Metropolitan News-Enterprise

 

Tuesday, December 15, 2015

 

Page 1

 

U.S. High Court Upholds Class Arbitration Ban in DirectTV’s California Customer Contracts

 

From Staff and Wire Service Reports

 

The U.S. Supreme Court ruled yesterday that California customers of DirecTV cannot sue the satellite provider or bring class-wide claims in arbitration.

In a 6-3 decision, the justices said that DirecTV’s contracts can specifically prohibit customers from banding together to sue the company, even if California law in effect when the contract was signed provided otherwise.

It’s the latest in a series of high court rulings that favor the ability of businesses to limit their litigation costs by including mandatory arbitration in standard customer contracts. Consumer advocates say such agreements rob customers of any meaningful power to challenge corporate misconduct.

Writing for the court, Justice Stephen Breyer said California law, as interpreted by the Court of Appeal in the case before the high court, is preempted by the Federal Arbitration Act, which lets companies require customer disputes to be settled one by one in arbitration.

The case began in 2008 when Amy Imburgia and Kathy Greiner filed class action lawsuits claiming that DirecTV wrongly charged them cancellation fees. At issue was language in the customer agreement that said contract disputes would be settled through arbitration unless “the law of your state” prevents it.

In this case, the Court of Appeal ruled, “the law of” California was that set forth in Discover Bank v. Superior Court (2005) 36 Cal.4th 148, which held that waivers of the right to class-wide arbitration violate the state’s public policy. Although the holding was overruled after Imburgia and Greiner signed their DirecTV contracts—in AT&T Mobility, LLC v. Concepcion (2011) 563 U.S. 333—it was part of the law by which Imburgia, Greiner, and DirecTV agreed to arbitrate, the Court of Appeal reasoned.

Breyer, however, saw it differently. He said language in the contract referring to state law means “valid state law.”

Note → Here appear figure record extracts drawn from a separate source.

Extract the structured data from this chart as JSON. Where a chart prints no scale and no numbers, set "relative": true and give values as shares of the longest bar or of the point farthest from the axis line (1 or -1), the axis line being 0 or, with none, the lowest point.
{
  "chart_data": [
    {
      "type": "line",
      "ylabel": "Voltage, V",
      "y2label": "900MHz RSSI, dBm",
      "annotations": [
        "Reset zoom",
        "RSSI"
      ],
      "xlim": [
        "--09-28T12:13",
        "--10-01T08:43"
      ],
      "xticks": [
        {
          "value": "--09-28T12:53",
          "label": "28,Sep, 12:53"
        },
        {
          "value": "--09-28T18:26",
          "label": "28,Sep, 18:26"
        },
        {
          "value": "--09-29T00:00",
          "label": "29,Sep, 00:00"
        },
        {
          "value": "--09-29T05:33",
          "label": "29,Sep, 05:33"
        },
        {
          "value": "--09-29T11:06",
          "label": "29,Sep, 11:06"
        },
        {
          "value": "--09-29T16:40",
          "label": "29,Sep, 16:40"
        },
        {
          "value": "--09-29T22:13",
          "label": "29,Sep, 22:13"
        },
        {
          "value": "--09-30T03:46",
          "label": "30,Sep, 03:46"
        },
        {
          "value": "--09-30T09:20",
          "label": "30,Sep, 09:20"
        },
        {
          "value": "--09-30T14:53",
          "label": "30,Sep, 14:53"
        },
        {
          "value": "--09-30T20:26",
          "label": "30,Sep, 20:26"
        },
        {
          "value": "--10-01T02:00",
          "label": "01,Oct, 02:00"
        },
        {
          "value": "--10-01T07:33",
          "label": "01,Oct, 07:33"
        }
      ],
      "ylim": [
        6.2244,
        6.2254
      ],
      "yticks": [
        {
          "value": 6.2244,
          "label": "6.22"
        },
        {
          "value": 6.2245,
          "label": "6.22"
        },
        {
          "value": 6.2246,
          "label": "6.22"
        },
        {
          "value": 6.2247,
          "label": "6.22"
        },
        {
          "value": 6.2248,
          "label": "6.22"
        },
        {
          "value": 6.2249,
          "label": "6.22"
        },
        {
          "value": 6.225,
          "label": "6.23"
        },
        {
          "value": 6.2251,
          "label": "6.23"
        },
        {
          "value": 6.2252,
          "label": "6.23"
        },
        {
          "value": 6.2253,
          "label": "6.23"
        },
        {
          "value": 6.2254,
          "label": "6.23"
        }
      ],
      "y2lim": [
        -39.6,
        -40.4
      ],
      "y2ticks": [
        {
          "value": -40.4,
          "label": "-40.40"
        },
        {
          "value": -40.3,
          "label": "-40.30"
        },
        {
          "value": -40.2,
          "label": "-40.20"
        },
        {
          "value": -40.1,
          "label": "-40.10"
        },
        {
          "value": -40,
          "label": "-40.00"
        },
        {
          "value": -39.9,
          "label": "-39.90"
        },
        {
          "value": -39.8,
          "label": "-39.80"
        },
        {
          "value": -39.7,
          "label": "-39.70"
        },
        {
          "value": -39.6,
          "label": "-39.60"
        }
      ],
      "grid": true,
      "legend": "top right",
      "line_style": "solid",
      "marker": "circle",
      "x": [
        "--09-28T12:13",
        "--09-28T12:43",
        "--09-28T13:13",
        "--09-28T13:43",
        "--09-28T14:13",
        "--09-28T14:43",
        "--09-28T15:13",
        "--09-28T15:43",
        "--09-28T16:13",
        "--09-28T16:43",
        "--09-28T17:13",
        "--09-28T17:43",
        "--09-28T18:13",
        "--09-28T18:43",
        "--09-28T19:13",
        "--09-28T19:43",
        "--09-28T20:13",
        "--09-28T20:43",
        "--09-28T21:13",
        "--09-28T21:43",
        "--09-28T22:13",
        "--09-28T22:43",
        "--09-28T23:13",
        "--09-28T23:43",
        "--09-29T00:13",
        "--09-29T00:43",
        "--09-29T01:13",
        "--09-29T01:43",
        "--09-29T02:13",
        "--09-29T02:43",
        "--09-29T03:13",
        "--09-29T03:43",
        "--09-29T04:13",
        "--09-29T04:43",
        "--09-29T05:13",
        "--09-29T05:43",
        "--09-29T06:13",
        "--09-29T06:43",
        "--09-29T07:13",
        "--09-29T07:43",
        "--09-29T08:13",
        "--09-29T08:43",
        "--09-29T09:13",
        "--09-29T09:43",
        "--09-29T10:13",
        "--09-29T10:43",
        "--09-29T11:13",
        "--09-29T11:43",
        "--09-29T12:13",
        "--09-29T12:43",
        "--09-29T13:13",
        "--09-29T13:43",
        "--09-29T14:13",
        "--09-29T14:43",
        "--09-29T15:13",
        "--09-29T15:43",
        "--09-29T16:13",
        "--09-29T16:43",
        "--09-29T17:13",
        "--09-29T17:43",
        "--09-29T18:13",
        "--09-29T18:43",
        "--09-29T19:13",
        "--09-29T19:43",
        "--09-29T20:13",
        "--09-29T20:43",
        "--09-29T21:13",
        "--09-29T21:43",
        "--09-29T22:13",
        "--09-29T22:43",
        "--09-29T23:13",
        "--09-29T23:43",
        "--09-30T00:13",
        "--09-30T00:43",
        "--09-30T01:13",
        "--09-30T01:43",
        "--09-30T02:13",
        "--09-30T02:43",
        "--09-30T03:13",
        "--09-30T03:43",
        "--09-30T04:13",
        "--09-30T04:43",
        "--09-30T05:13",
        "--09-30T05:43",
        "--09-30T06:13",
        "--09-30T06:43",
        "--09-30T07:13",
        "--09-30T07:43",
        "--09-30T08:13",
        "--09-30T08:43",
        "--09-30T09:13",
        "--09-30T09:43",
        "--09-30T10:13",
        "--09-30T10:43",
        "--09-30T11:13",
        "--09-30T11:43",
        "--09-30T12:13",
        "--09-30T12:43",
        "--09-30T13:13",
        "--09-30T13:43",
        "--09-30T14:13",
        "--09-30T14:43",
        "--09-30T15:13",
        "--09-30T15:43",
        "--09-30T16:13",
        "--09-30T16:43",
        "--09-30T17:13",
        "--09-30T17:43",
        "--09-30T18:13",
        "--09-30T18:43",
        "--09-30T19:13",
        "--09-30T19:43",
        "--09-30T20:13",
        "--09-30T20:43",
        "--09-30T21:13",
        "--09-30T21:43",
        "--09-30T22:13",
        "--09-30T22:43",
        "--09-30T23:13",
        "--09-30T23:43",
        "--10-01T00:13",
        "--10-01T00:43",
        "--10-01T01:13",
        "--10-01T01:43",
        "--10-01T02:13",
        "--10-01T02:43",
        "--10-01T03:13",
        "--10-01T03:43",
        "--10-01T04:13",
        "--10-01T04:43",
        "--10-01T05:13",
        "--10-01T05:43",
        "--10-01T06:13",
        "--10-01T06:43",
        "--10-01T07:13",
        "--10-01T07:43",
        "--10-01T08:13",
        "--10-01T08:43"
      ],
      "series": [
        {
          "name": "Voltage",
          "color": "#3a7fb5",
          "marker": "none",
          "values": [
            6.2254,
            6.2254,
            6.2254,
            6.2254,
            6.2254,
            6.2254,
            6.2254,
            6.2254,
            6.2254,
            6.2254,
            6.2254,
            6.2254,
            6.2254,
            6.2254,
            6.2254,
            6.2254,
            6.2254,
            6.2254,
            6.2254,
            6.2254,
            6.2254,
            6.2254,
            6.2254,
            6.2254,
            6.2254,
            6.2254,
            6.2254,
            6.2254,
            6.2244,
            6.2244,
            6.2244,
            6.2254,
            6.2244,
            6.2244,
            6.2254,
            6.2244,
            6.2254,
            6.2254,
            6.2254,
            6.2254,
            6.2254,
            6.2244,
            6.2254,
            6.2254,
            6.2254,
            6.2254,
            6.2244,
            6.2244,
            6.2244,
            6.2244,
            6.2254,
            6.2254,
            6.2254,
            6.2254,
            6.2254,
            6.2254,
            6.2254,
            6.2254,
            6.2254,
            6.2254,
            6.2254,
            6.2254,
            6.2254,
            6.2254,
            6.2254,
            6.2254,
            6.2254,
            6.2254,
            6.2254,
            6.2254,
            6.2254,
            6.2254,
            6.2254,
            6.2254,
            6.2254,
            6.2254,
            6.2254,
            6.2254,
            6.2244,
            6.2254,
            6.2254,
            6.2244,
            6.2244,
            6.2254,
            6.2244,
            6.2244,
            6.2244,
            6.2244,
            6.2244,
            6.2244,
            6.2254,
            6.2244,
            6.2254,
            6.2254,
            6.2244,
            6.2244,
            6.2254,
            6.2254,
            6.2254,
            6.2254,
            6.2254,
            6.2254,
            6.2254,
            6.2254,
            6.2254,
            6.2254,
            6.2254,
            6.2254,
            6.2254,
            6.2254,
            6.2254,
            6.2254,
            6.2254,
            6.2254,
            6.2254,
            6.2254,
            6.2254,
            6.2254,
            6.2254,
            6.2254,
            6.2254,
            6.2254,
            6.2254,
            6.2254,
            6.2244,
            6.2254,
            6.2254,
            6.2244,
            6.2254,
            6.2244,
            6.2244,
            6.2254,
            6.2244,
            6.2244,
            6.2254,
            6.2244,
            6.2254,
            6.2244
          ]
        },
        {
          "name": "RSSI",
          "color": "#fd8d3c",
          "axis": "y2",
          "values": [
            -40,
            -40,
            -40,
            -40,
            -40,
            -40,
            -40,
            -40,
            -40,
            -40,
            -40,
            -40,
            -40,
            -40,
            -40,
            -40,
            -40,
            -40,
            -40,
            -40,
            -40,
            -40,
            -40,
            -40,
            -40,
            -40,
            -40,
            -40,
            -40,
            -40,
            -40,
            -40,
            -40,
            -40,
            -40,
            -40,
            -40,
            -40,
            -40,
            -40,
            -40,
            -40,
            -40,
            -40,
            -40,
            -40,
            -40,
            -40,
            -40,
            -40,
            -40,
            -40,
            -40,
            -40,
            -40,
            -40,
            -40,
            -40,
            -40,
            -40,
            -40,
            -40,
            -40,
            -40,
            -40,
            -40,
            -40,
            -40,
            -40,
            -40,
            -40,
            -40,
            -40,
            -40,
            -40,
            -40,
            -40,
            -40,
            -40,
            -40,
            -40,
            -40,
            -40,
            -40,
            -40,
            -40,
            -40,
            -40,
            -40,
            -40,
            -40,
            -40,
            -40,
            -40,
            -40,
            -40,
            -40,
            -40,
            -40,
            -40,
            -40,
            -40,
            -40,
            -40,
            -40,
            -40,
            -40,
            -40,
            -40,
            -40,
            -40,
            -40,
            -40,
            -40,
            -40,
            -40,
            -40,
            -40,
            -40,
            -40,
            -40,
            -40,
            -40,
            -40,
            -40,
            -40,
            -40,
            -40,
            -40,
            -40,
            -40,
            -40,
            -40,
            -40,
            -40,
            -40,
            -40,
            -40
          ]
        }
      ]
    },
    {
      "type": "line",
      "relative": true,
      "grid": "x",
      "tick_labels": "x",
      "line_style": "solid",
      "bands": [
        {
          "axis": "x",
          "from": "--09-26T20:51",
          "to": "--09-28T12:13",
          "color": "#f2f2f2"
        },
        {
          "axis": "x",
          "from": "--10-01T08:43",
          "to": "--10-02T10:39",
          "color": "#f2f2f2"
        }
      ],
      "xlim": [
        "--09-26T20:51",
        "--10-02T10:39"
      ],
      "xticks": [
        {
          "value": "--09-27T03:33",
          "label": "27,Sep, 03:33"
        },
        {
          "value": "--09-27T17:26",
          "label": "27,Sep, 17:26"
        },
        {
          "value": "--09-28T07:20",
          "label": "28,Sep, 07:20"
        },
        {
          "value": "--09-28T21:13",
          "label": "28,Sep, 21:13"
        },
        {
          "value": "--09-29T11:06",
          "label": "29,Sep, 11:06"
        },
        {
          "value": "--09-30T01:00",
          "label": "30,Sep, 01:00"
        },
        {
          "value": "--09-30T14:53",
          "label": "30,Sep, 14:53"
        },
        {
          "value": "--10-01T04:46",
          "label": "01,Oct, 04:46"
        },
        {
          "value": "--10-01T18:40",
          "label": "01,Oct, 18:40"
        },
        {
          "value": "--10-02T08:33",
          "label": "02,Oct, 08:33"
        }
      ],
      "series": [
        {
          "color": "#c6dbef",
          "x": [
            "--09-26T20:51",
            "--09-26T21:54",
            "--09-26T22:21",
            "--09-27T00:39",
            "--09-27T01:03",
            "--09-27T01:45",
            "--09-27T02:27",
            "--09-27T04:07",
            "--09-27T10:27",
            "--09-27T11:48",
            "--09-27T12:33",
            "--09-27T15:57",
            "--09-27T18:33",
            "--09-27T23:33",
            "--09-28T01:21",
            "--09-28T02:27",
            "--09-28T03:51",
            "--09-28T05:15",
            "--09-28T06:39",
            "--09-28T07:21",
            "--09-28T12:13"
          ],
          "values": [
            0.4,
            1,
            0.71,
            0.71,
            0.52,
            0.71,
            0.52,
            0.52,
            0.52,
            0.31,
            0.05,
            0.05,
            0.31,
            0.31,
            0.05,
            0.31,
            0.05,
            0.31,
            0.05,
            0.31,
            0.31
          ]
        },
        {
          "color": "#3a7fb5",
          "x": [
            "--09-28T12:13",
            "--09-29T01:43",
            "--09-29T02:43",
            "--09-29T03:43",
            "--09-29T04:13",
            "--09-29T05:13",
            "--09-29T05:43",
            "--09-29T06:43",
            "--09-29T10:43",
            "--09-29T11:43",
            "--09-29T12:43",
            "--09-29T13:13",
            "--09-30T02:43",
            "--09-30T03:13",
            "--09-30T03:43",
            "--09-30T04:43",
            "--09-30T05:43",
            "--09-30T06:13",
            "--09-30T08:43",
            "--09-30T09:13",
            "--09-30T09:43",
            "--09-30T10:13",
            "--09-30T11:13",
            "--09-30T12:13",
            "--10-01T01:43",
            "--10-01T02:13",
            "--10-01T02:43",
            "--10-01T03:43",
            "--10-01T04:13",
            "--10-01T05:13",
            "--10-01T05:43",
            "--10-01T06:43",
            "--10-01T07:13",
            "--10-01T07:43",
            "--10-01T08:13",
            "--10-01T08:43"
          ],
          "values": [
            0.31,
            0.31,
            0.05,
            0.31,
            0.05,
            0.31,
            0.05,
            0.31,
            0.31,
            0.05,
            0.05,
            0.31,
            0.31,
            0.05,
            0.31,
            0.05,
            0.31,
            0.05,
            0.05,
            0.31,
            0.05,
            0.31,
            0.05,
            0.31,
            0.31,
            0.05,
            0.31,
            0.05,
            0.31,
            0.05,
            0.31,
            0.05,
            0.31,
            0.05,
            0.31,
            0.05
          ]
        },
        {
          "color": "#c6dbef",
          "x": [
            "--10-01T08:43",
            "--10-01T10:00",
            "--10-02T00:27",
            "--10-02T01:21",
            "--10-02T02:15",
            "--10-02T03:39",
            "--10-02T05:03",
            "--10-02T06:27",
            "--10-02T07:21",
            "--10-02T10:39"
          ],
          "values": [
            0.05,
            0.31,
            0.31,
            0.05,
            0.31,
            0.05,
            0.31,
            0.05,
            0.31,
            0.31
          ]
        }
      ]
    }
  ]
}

Just because the state law was valid at the time the contract was made did not matter if it became invalid later, he said.

Justice Clarence Thomas dissented, saying he does not believe federal arbitration law applies to proceedings in state courts.

Justice Ruth Bader Ginsburg issued a separate dissent, joined by Justice Sonia Sotomayor, saying that parties to a contract can choose to be bound by a particular state law, even if it is superseded by federal law.

Ginsburg said the majority opinion and previous ruling in favor of arbitration clauses “have predictably resulted in the deprivation of consumers’ rights to seek redress for losses.” As a result, she said powerful companies can impose contracts banning class action lawsuits “on people with little or no bargaining position.”